Die Show selbst war ein Spektakel. Die Sesselreihen im Parkett mussten einer riesigen Bühne in Form des Klammeraffen weichen, um die sich später das Publikum scharte. Auf diese Art und Weise waren die Schauspieler von Zuschauern umgeben. Über der Hauptbühne erschien Falco, überlebensgroß als Avatar – ein Gänsehautmoment. Die arrogante Attitüde, die unvergleichliche Klangfarbe seiner Stimme, die gut getroffene Mimik, seine Körpersprache, alles war da. Da ich einen Pass für diverse Bereiche des Theaters hatte, konnte ich die Show besuchen, wann immer ich wollte. Ich kann nicht zählen, wie oft ich sie gesehen habe. Die Faszination war ungebrochen.

Todd, ein begnadeter Tänzer aus New York, und ich hatten einen bestimmten Moment in der Show, den wir wiederholten, wann immer ich anwesend war. Ich stand stets an der gleichen Stelle an der Bühne, er tanzte genau dort hin und dann schickten wir uns unser Zeichen. „The Sound of Musik“ kann ich nie wieder ohne diesen Augenblick im Kopf hören.

Aber lasst mich nun zu erwähntem Falco-Moment kommen. An zwei oder drei Abenden gab es hinterher noch ein Clubbing, bei dem die Leute weiterfeierten. Die Klammeraffenbühne war natürlich abgesperrte Zone, alles spielte sich rund um sie ab. Manchmal nahmen wir daran teil, meistens aber zogen wir uns in den Backstagebereich zurück.
Eines Abends packte Todd mich an der Hand und meinte: „Los, Heidi, jetzt kommst du einmal mit mir auf die Bühne.“ Erst wollte ich mich von ihm losreißen. Vor all diesen Menschen ins Rampenlicht zu treten machte mich unglaublich nervös.
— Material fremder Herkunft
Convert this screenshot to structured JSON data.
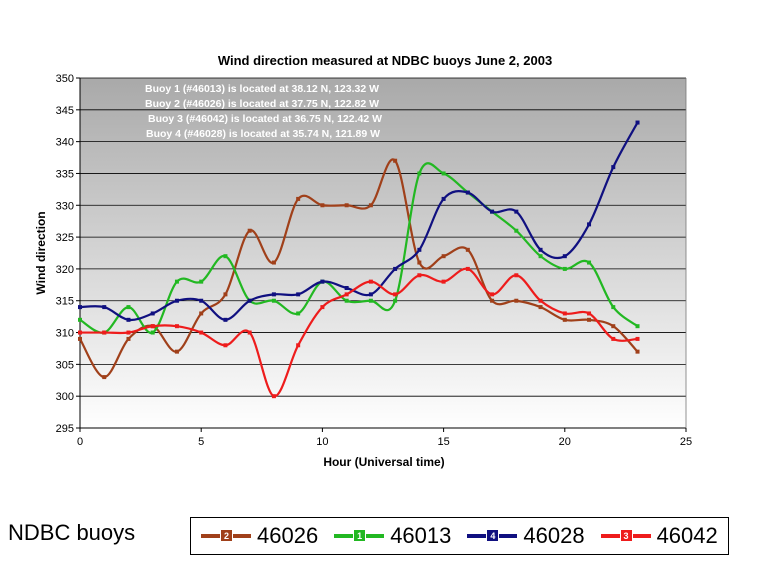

Doch dann befreite sich ein Teil von mir, wir erklommen die Bühne und alles war schlicht magisch.
Ich war wie berauscht, anders kann ich es nicht beschreiben. Todd neben mir, der mich keine Sekunde aus den Augen ließ und mir Sicherheit gab, die Musik, die ich in jeder Pore fühlen konnte, die Menschen, die uns applaudierten und zujubelten … In diesen paar Minuten waren wir der Mittelpunkt des Theaters – und mehr brauchte es auch gar nicht.

Für einen Augenblick hatte ich die Bühne mit Falco geteilt.

3 Antworten auf „Mein Falco-Moment

  1. Herzlichen Dank für das Teilen deiner Erinnerung. Wunderbar.
    Falco Moment: Ich stamme aus Deutschland und bin durch durch Falco nach Österreich gekommen, zu meinem Mann. Falco hat uns also quasi verkuppelt – postum.